Esa noche, el ambiente en la casa se volvió tenso cuando Digna llamó a Marta, Jesús y Tasio, con una voz seria. “Ha llegado el momento de que sepan la verdad. Tasio es hijo de su padre y su madre.” Sus palabras fueron como un rayo que cayó sobre la habitación en silencio. Los tres hermanos se quedaron inmóviles, incapaces de creer lo que acababan de oír. Marta negó con la cabeza, tratando de refutar: “No puede ser. Papá no es así. Él ama a mamá.” Pero la verdad ya había sido revelada, y el silencio se apoderó del espacio.
Jesús, con los ojos llenos de rabia, apretó los dientes: “¿Por qué lo hizo? ¿Por qué traicionó a mamá?” Su enojo creció, pero no encontraba ninguna explicación lógica. Mientras tanto, Tasio permaneció en silencio, mirando de uno a otro. Sabía que lo que había escuchado no podía cambiarse, pero al menos ya no era una sombra en la familia. Finalmente, esbozó una ligera sonrisa, aunque triste: “Al menos ahora saben que existo. He esperado mucho tiempo por esto.”

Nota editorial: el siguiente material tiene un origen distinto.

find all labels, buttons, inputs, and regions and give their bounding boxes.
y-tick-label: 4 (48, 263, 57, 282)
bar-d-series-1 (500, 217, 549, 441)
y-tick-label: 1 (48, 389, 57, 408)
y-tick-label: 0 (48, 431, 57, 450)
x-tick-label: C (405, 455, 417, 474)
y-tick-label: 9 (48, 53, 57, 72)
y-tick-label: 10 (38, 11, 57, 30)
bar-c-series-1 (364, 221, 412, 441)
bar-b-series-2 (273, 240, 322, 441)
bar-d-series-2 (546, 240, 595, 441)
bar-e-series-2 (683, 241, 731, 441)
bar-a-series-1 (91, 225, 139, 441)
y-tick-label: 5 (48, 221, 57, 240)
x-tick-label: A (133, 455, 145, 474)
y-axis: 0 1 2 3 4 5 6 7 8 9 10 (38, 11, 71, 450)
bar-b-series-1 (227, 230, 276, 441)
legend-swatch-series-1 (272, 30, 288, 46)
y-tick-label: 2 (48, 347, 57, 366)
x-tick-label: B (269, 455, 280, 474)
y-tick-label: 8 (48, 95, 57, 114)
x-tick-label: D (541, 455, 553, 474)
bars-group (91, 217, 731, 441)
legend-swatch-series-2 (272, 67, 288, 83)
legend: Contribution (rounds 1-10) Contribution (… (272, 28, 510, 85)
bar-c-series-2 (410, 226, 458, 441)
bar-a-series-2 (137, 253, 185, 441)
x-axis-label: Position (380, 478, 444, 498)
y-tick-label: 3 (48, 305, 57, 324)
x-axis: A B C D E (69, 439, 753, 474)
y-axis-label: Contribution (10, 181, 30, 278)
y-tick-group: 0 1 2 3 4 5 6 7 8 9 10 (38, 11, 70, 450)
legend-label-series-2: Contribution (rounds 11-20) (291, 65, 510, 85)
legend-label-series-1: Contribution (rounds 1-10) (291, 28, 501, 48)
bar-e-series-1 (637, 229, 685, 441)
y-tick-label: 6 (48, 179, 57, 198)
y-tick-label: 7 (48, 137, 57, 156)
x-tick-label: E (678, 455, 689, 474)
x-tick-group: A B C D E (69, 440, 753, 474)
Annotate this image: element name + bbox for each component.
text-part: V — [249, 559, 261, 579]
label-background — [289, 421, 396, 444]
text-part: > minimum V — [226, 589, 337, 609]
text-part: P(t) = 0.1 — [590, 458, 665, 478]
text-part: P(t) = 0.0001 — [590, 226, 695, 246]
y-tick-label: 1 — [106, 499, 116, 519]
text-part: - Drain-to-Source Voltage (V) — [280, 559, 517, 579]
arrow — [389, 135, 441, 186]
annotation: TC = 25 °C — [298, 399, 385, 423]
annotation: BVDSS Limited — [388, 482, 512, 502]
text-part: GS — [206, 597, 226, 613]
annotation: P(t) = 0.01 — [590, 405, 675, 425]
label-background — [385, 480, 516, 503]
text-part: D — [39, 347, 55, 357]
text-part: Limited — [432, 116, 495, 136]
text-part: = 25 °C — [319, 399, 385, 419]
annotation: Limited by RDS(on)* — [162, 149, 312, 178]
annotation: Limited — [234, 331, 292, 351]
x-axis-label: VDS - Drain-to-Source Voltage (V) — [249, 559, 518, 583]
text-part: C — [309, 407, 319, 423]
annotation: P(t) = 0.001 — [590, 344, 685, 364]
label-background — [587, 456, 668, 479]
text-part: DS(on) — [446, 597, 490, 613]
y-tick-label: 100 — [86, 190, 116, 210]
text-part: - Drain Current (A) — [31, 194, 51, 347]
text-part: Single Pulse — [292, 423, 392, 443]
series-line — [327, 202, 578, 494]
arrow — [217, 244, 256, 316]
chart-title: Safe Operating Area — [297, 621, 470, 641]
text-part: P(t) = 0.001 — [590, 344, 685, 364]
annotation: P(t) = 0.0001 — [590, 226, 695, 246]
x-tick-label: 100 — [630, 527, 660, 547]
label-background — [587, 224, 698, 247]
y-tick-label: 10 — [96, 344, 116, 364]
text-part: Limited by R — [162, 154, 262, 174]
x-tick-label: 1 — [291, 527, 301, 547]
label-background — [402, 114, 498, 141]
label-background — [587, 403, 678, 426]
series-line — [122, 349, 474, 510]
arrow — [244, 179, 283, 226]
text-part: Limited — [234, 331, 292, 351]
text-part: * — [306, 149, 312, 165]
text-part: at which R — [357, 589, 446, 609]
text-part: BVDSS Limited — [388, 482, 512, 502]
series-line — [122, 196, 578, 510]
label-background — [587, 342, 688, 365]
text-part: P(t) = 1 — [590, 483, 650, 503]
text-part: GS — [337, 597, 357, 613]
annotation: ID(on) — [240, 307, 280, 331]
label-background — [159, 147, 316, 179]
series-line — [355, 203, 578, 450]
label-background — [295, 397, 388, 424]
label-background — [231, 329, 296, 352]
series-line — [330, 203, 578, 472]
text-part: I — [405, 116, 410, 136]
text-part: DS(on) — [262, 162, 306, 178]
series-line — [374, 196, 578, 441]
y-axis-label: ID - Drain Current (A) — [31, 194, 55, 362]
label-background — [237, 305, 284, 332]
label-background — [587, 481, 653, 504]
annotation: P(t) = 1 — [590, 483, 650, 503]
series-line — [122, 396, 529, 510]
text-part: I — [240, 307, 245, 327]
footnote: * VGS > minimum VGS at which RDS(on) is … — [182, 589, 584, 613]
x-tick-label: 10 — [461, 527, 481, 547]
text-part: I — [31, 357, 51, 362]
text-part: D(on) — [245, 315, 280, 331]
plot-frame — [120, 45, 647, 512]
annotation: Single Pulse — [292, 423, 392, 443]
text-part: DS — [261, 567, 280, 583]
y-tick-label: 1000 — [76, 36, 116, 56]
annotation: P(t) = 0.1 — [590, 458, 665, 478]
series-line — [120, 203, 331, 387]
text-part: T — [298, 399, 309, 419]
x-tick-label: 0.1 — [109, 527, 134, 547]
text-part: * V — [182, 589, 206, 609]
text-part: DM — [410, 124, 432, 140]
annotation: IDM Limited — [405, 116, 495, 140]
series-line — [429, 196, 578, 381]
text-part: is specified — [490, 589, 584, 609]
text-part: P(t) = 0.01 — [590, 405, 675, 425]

Sin embargo, la corta alegría de Tasio se desvaneció rápidamente cuando Damián, el hermano mayor, lo apartó hacia una esquina de la habitación. “Tasio, no te hagas ilusiones. Las cosas seguirán como siempre. Nuestra familia no puede dejar que nadie sepa esto. Destruiría nuestra reputación,” dijo Damián en un tono frío. Tasio lo miró a los ojos, con una expresión de decepción y tristeza: “¿Por qué no puedo ser parte de esta familia? Soy hijo de nuestro padre.” Pero Damián no cedió, y respondió cortante: “Pero no todas las verdades necesitan ser reconocidas.”
Tasio se fue, con el corazón pesado. Aunque lo habían empujado a la oscuridad, no iba a rendirse. En su interior, estaba decidido a cambiar, a no dejarse enterrar en las sombras para siempre. “No dejaré que me entierre en la oscuridad. Algún día, todos sabrán quién soy,” se prometió a sí mismo, con la mirada llena de esperanza, aunque sabía que el camino por delante sería arduo.